A number of alterations have been submitted for a proposed housing site in Kidbrooke.
These homes will certainly help those in need of a home and prevent people housed in expensive overnight accommodation for weeks or months at a time.
The application has includes new renders of the completed development. There appears to be no thought about cycle lanes despite the council adopting a number of recent strategies on active travel and reducing emissions in the borough.
The plot sits on Kidbrooke Park Road and beside Thomas Tallis school yet no cycle lane exists along the entire road.
The development is mostly car-free and includes 608 cycle parking stands.
The road outside includes wide central hatching for much of the road’s length. There is a cycle lane relatively close though it’s not too appealing for some given its remote route through dense greenery rather than along a built up area.
With thousands of homes either built or planned, Kidbrooke in many places was a blank slate to include cycle lanes from the off. It would help encourage students to cycle to school and new residents (who mostly will live in car-free homes) to embrace active travel.
The chance hasn’t been taken.
What does exist after thousands of new homes were built, and thousands more to come, is ample railings lining the road showing who really has priority here, and it isn’t people on foot or cycling.
They line a long stretch of the area. Even if removed once construction is complete – and Greenwich love them so don’t count on it – the lack of space provided for a dedicated cycle lane appears a big opportunity missed.
There is the odd pinch point such as over the railway, though much of the area could see vastly better provision eventually linking to Blackheath and Greenwich.
The development seems to make it harder if anything to install in coming years. No future proofing appears evident.
Funding certainly shouldn’t be a problem with a vast number of homes being built at Kidbrooke Village alone, let alone other sites in the area.
Not everyone wants to take the train, or indeed have the train go to where they may want to reach.
Active travel is essential to reduce traffic congestion, but it won’t happen with the odd line of point in a busy road.
When given the opportunity and thousands of homes, how in 2023 is it that still nothing is happening?
Public space looks lovely in renders but will Greenwich Council ever maintain it to levels required?

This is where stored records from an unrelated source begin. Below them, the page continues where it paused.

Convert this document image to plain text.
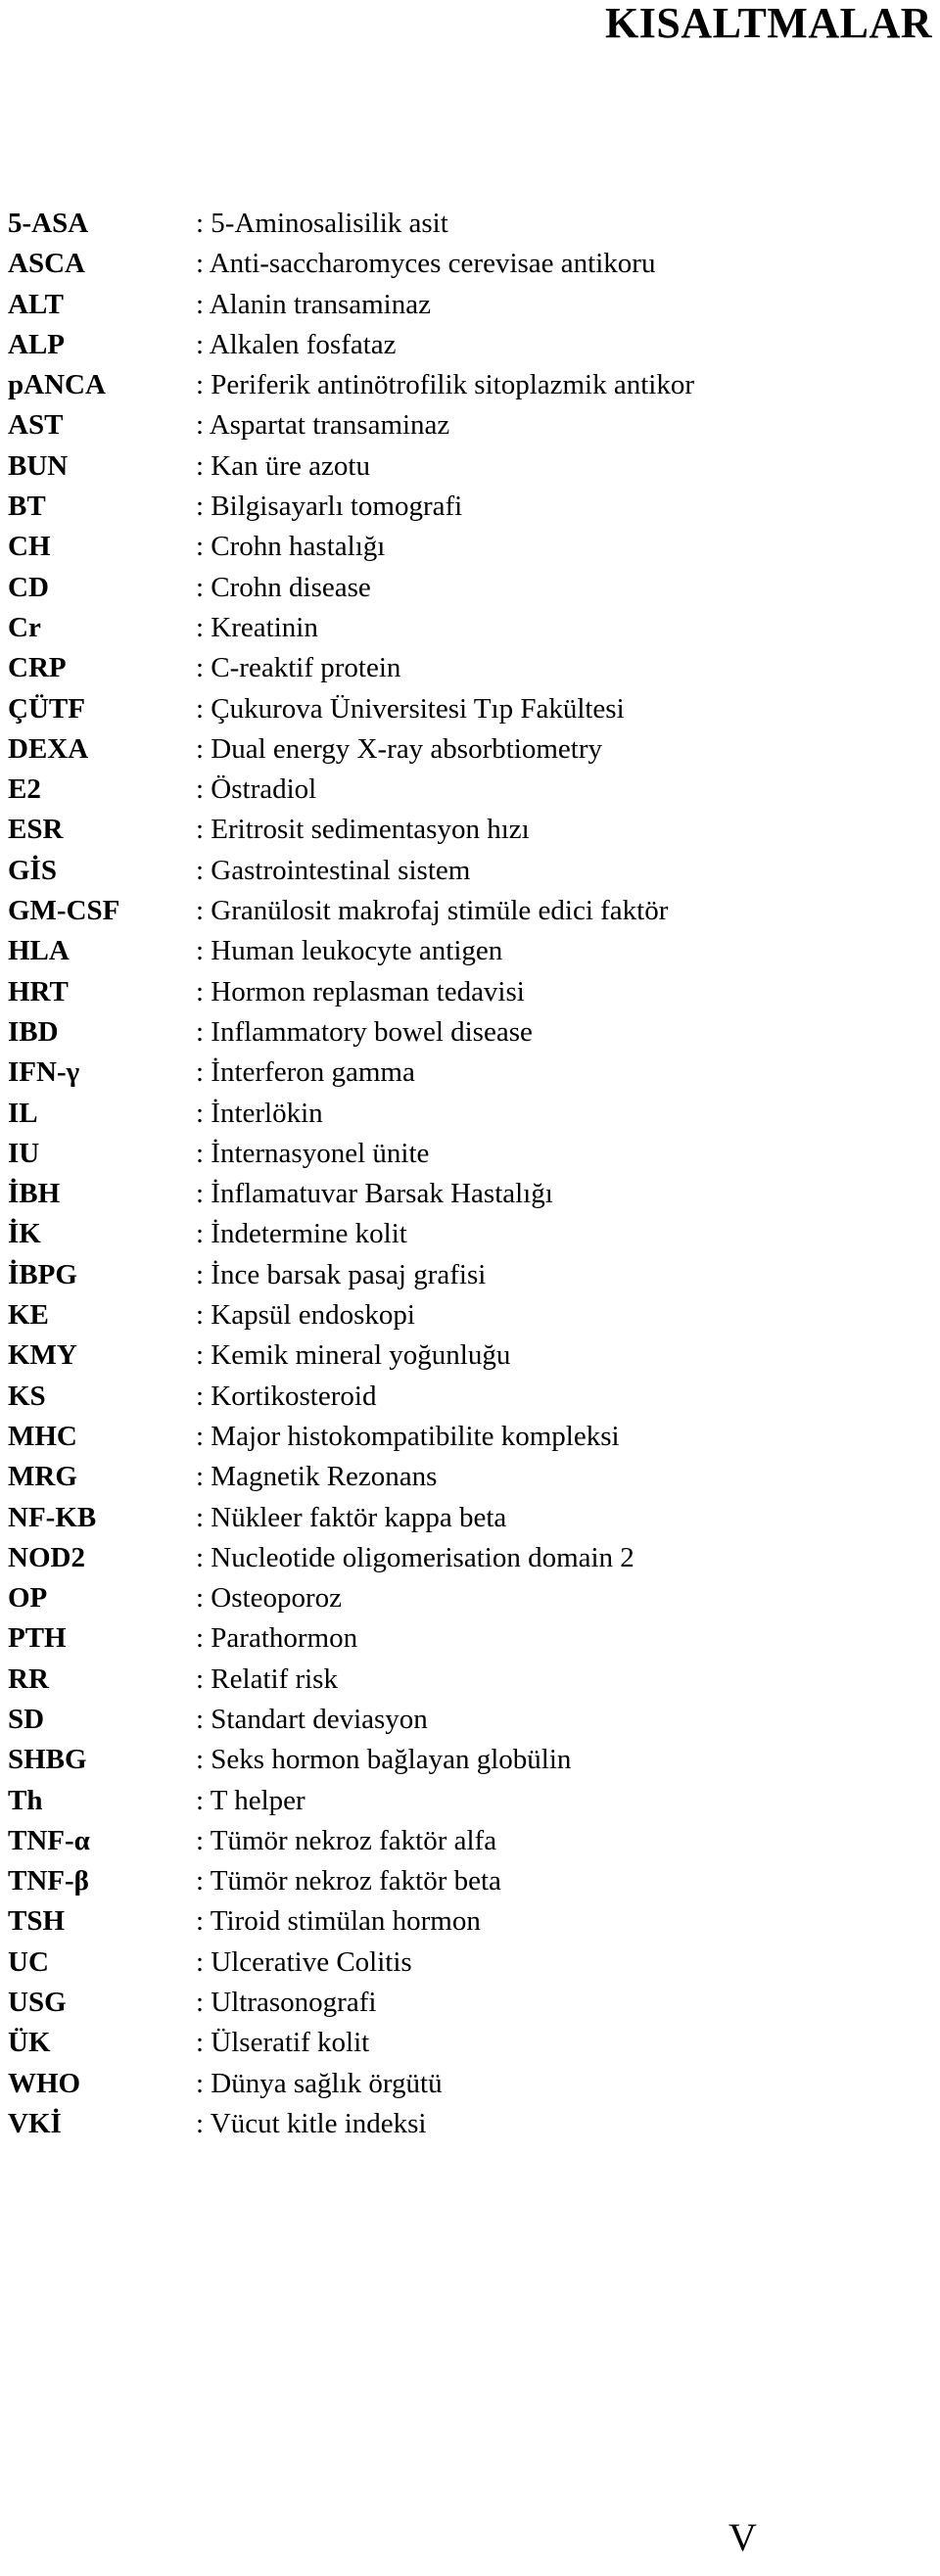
KISALTMALAR
5-ASA	: 5-Aminosalisilik asit
ASCA	: Anti-saccharomyces cerevisae antikoru
ALT	: Alanin transaminaz
ALP	: Alkalen fosfataz
pANCA	: Periferik antinötrofilik sitoplazmik antikor
AST	: Aspartat transaminaz
BUN	: Kan üre azotu
BT	: Bilgisayarlı tomografi
CH	: Crohn hastalığı
CD	: Crohn disease
Cr	: Kreatinin
CRP	: C-reaktif protein
ÇÜTF	: Çukurova Üniversitesi Tıp Fakültesi
DEXA	: Dual energy X-ray absorbtiometry
E2	: Östradiol
ESR	: Eritrosit sedimentasyon hızı
GİS	: Gastrointestinal sistem
GM-CSF	: Granülosit makrofaj stimüle edici faktör
HLA	: Human leukocyte antigen
HRT	: Hormon replasman tedavisi
IBD	: Inflammatory bowel disease
IFN-γ	: İnterferon gamma
IL	: İnterlökin
IU	: İnternasyonel ünite
İBH	: İnflamatuvar Barsak Hastalığı
İK	: İndetermine kolit
İBPG	: İnce barsak pasaj grafisi
KE	: Kapsül endoskopi
KMY	: Kemik mineral yoğunluğu
KS	: Kortikosteroid
MHC	: Major histokompatibilite kompleksi
MRG	: Magnetik Rezonans
NF-KB	: Nükleer faktör kappa beta
NOD2	: Nucleotide oligomerisation domain 2
OP	: Osteoporoz
PTH	: Parathormon
RR	: Relatif risk
SD	: Standart deviasyon
SHBG	: Seks hormon bağlayan globülin
Th	: T helper
TNF-α	: Tümör nekroz faktör alfa
TNF-β	: Tümör nekroz faktör beta
TSH	: Tiroid stimülan hormon
UC	: Ulcerative Colitis
USG	: Ultrasonografi
ÜK	: Ülseratif kolit
WHO	: Dünya sağlık örgütü
VKİ	: Vücut kitle indeksi
V
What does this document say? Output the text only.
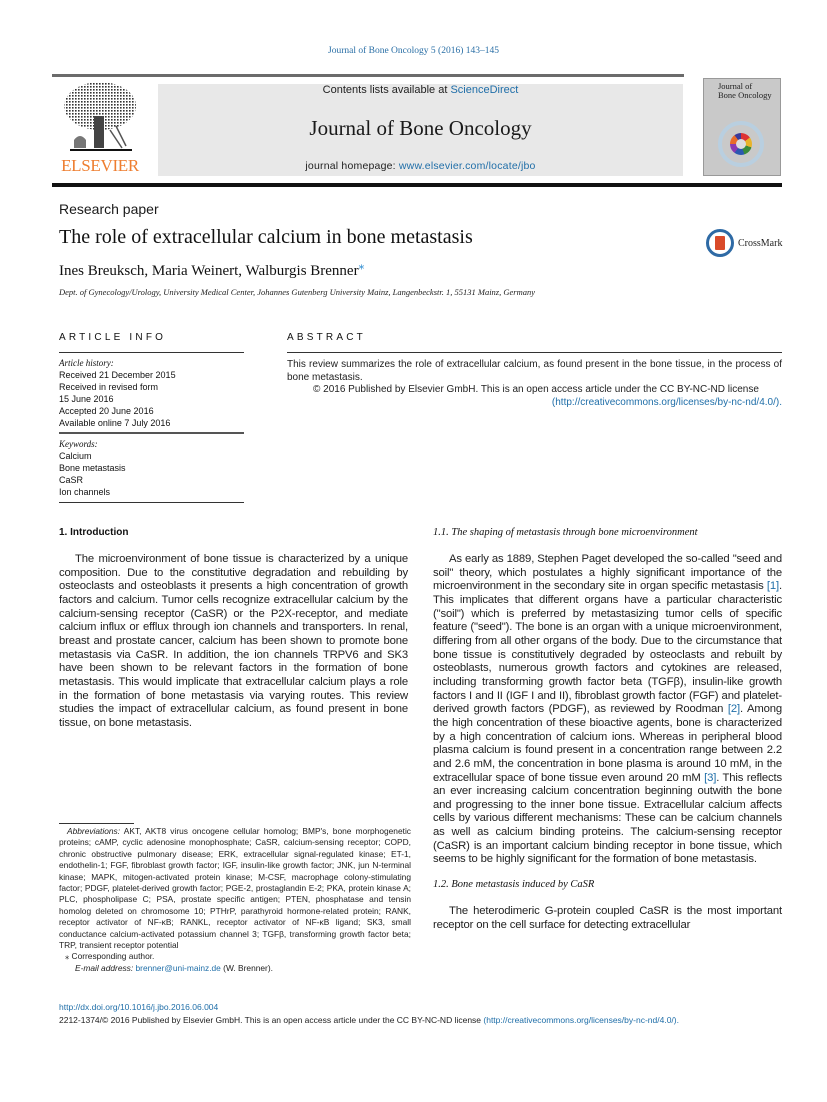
Journal of Bone Oncology 5 (2016) 143–145
ELSEVIER
Contents lists available at ScienceDirect
Journal of Bone Oncology
journal homepage: www.elsevier.com/locate/jbo
Journal of
Bone Oncology
Research paper
The role of extracellular calcium in bone metastasis
Ines Breuksch, Maria Weinert, Walburgis Brenner⁎
Dept. of Gynecology/Urology, University Medical Center, Johannes Gutenberg University Mainz, Langenbeckstr. 1, 55131 Mainz, Germany
CrossMark
ARTICLE INFO
Article history:
Received 21 December 2015
Received in revised form
15 June 2016
Accepted 20 June 2016
Available online 7 July 2016
Keywords:
Calcium
Bone metastasis
CaSR
Ion channels
ABSTRACT
This review summarizes the role of extracellular calcium, as found present in the bone tissue, in the process of bone metastasis.
© 2016 Published by Elsevier GmbH. This is an open access article under the CC BY-NC-ND license
(http://creativecommons.org/licenses/by-nc-nd/4.0/).
1. Introduction
The microenvironment of bone tissue is characterized by a unique composition. Due to the constitutive degradation and rebuilding by osteoclasts and osteoblasts it presents a high concentration of growth factors and calcium. Tumor cells recognize extracellular calcium by the calcium-sensing receptor (CaSR) or the P2X-receptor, and mediate calcium influx or efflux through ion channels and transporters. In renal, breast and prostate cancer, calcium has been shown to promote bone metastasis via CaSR. In addition, the ion channels TRPV6 and SK3 have been shown to be relevant factors in the formation of bone metastasis. This would implicate that extracellular calcium plays a role in the formation of bone metastasis via varying routes. This review studies the impact of extracellular calcium, as found present in bone tissue, on bone metastasis.
Abbreviations: AKT, AKT8 virus oncogene cellular homolog; BMP's, bone morphogenetic proteins; cAMP, cyclic adenosine monophosphate; CaSR, calcium-sensing receptor; COPD, chronic obstructive pulmonary disease; ERK, extracellular signal-regulated kinase; ET-1, endothelin-1; FGF, fibroblast growth factor; IGF, insulin-like growth factor; JNK, jun N-terminal kinase; MAPK, mitogen-activated protein kinase; M-CSF, macrophage colony-stimulating factor; PDGF, platelet-derived growth factor; PGE-2, prostaglandin E-2; PKA, protein kinase A; PLC, phospholipase C; PSA, prostate specific antigen; PTEN, phosphatase and tensin homolog deleted on chromosome 10; PTHrP, parathyroid hormone-related protein; RANK, receptor activator of NF-κB; RANKL, receptor activator of NF-κB ligand; SK3, small conductance calcium-activated potassium channel 3; TGFβ, transforming growth factor beta; TRP, transient receptor potential
⁎ Corresponding author.
E-mail address: brenner@uni-mainz.de (W. Brenner).
1.1. The shaping of metastasis through bone microenvironment
As early as 1889, Stephen Paget developed the so-called "seed and soil" theory, which postulates a highly significant importance of the microenvironment in the secondary site in organ specific metastasis [1]. This implicates that different organs have a particular characteristic ("soil") which is preferred by metastasizing tumor cells of specific feature ("seed"). The bone is an organ with a unique microenvironment, differing from all other organs of the body. Due to the circumstance that bone tissue is constitutively degraded by osteoclasts and rebuilt by osteoblasts, numerous growth factors and cytokines are released, including transforming growth factor beta (TGFβ), insulin-like growth factors I and II (IGF I and II), fibroblast growth factor (FGF) and platelet-derived growth factors (PDGF), as reviewed by Roodman [2]. Among the high concentration of these bioactive agents, bone is characterized by a high concentration of calcium ions. Whereas in peripheral blood plasma calcium is found present in a concentration range between 2.2 and 2.6 mM, the concentration in bone plasma is around 10 mM, in the extracellular space of bone tissue even around 20 mM [3]. This reflects an ever increasing calcium concentration beginning outwith the bone and progressing to the inner bone tissue. Extracellular calcium affects cells by various different mechanisms: These can be calcium channels as well as calcium binding proteins. The calcium-sensing receptor (CaSR) is an important calcium binding receptor in bone tissue, which seems to be highly significant for the formation of bone metastasis.
1.2. Bone metastasis induced by CaSR
The heterodimeric G-protein coupled CaSR is the most important receptor on the cell surface for detecting extracellular
http://dx.doi.org/10.1016/j.jbo.2016.06.004
2212-1374/© 2016 Published by Elsevier GmbH. This is an open access article under the CC BY-NC-ND license (http://creativecommons.org/licenses/by-nc-nd/4.0/).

If you’ve read this site in recent weeks I’ve covered the state of recent public realm work in Abbey Wood, Plumstead and Woolwich in recent years.
Abbey Wood’s new public realm outside the new station is a mess less than a year after Elizabeth line services begun, Plumstead High Street likewise and landscaping was removed in Woolwich to be replaced with concrete shortly after installation due to little maintenance.
All three areas have seen little love for decades. Will this development?